Il existe, bien sur, des œuvres tellement contextualisées dans des évènements humains qu’il semble difficile de les lire à partir de cette définition de l’œuvre. Le couronnement de Napoléon par David est une œuvre de propagande dont il est impossible de dire que son auteur ait « voulu » en elle célébrer ce premier contact avec le monde mais, à aucun moment il n’a été précisé que cette définition de l’œuvre supposait l’intention de son créateur. Si le couronnement de Napoléon est une œuvre, on pourrait presque dire que c’est malgré son auteur, lequel n’a probablement souhaité qu’immortaliser le moment de gloire de son héros. Mais si l’on regarde la toile avec attention, on perçoit bien qu’il y est avant tout question de mises en espace de personnages et d’accessoires de sacralisation, de jeux de lumière et d’ombre par le biais desquels certains aspects sont soulignés et d’autres atténués, d’attitudes physiques de corps qui, bien qu’historiquement célèbres, sont ici réduits à des mouvements de toile et à des gestuelles actives ou contemplatives. Cela a beau être Napoléon et Joséphine, il faut bien que la découpe d’un coude jaillisse des soieries pour porter la couronne et qu’elle le soit de façon hautement désacralisée, ou plus encore désanthropocentrée.

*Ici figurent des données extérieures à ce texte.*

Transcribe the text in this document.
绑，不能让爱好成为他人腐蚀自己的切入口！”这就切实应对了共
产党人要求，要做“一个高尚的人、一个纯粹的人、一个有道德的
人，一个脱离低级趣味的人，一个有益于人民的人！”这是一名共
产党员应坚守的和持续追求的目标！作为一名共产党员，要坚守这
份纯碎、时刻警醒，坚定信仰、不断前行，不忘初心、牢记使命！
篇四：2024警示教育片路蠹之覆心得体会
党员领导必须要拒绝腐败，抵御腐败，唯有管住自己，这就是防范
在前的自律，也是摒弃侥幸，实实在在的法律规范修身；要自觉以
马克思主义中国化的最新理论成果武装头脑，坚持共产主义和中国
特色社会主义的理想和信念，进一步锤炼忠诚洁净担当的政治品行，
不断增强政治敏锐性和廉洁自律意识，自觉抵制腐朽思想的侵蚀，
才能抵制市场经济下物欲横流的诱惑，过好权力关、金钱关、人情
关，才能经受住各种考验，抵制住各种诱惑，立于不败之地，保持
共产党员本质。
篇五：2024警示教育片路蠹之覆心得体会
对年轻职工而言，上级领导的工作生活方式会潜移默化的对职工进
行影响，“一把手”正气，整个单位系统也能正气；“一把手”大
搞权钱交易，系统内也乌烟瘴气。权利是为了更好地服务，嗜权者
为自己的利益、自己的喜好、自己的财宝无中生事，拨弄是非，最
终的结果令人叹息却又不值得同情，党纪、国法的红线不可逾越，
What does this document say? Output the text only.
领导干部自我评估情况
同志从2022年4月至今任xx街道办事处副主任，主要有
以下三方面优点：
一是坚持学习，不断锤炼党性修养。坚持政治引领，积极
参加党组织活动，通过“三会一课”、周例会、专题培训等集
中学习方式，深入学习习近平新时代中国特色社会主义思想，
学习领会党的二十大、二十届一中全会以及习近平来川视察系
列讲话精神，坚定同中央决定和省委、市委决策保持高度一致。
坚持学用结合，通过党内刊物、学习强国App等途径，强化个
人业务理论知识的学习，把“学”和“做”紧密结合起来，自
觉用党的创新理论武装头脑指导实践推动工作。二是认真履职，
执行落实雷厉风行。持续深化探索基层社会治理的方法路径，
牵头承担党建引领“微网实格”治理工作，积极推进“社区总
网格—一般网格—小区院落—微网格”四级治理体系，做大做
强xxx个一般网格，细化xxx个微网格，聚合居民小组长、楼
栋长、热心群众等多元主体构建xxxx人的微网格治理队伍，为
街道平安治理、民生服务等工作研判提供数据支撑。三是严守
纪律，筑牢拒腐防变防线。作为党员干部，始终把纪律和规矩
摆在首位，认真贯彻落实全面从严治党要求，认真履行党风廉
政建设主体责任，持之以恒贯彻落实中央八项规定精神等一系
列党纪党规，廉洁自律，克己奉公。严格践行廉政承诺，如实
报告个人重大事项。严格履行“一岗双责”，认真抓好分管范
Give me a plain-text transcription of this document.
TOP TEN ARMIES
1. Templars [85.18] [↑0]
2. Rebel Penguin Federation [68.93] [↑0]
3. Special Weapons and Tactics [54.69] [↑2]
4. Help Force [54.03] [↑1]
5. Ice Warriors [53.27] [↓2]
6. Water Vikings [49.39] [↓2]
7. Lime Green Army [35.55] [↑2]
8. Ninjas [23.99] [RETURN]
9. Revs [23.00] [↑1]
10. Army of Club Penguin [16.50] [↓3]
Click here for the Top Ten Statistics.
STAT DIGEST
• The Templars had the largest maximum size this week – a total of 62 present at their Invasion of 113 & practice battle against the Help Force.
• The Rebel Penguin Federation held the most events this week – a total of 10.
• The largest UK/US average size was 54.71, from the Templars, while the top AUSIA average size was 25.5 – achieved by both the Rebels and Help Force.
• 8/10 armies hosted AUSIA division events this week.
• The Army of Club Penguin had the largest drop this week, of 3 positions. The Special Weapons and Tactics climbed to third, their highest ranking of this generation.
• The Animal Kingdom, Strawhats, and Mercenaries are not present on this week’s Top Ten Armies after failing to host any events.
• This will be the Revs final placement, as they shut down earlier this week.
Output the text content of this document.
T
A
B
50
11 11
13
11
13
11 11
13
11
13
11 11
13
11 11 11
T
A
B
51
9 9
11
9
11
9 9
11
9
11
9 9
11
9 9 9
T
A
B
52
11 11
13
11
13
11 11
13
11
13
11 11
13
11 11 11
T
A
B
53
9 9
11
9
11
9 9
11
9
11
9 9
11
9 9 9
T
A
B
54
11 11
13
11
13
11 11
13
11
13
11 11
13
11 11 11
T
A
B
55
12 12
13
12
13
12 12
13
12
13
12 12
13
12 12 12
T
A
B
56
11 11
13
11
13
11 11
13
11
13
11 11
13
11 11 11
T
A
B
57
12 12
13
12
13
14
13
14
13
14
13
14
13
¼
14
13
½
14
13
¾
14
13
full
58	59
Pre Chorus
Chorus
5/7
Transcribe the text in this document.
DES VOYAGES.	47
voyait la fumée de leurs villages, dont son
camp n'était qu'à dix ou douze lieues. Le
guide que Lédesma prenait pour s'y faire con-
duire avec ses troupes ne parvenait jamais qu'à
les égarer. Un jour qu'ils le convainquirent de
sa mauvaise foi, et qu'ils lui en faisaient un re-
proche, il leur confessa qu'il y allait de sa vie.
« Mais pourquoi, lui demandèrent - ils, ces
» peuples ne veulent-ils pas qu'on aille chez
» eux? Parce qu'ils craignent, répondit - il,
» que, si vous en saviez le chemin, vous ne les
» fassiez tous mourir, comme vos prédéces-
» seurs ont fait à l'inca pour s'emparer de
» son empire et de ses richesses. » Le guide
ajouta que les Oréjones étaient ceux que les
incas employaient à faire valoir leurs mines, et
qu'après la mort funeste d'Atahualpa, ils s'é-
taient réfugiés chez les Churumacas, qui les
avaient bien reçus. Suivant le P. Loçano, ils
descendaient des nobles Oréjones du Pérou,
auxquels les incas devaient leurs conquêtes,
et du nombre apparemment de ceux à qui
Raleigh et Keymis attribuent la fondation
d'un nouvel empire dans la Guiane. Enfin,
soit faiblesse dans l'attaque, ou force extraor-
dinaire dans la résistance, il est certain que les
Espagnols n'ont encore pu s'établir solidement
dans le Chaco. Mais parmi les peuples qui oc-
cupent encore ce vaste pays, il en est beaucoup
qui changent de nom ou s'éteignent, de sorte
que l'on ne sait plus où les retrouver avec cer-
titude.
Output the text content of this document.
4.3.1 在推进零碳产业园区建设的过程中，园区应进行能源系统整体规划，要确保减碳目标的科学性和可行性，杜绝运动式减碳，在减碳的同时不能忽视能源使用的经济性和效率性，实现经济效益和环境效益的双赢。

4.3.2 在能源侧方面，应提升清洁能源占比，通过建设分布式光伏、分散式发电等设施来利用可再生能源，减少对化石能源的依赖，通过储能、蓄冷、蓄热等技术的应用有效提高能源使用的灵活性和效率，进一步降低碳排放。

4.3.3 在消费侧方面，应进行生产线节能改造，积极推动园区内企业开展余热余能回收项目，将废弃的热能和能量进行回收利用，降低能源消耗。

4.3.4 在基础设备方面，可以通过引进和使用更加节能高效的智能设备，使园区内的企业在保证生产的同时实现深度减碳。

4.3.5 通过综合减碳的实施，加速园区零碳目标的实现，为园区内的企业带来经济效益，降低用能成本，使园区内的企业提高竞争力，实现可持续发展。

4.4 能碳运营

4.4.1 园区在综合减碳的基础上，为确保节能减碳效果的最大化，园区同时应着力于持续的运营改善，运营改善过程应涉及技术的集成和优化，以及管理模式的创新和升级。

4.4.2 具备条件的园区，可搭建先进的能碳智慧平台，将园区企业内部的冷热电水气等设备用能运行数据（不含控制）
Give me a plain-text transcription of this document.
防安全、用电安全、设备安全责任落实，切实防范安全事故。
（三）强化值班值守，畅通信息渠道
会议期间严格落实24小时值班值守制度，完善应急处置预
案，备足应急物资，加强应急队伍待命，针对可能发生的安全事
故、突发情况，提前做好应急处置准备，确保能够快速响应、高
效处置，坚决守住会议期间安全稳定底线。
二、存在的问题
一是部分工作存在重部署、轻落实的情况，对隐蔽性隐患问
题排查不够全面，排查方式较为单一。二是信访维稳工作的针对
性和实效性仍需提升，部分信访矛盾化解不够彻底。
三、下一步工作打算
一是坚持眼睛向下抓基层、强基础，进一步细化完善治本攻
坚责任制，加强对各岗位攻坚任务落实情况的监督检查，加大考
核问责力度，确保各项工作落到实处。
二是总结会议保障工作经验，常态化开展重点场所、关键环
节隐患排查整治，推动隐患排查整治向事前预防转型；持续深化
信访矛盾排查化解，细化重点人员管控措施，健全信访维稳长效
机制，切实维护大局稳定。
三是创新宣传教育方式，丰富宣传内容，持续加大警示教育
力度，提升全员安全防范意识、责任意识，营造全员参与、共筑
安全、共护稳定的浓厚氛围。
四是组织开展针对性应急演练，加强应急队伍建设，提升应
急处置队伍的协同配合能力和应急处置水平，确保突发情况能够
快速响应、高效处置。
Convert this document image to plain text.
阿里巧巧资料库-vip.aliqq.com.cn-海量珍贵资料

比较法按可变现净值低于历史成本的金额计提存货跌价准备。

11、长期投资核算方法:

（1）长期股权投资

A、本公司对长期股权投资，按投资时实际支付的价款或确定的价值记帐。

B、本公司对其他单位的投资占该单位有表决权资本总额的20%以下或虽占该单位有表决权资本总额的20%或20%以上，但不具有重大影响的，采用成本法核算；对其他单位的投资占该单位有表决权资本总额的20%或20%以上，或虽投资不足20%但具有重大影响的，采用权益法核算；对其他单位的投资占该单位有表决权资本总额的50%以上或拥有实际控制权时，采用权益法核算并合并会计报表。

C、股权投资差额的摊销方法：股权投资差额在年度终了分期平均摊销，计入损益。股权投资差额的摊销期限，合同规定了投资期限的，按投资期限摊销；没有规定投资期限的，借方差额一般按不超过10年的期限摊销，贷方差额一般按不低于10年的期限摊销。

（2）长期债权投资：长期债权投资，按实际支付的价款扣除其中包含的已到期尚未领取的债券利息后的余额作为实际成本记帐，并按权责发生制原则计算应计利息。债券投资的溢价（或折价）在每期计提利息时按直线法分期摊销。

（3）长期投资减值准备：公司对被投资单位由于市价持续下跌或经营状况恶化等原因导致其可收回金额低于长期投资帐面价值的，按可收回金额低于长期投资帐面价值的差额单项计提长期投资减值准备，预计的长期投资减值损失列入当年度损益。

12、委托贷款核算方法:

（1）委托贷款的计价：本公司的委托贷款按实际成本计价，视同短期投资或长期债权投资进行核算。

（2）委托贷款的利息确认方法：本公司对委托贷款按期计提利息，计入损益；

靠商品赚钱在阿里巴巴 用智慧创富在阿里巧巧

David peut bien détourner la physique des forces de façon à ce que les rayons du soleil éclairent exactement les personnages principaux de la scène comme si le soleil se soumettait aux usages définis par la hiérarchie impériale, c’est dans et par des fluctuations de lumière que cette scène « est » parce que son modèle ne fut pas autrement et que c’est exactement dans cet effet de révélation d’un fond physique aux évènements humains que tient la dimension artistique de ce tableau. C’est aussi en lui que réside le statut d’artiste de son auteur parce qu’il fallait l’attention exacerbée d’un homme pour ne pas se laisser étourdir par tous les accessoires de la célébration historique et relever dans l’événement tous les ressorts presque imperceptibles de son effectuation dans l’épaisseur d’une visibilité.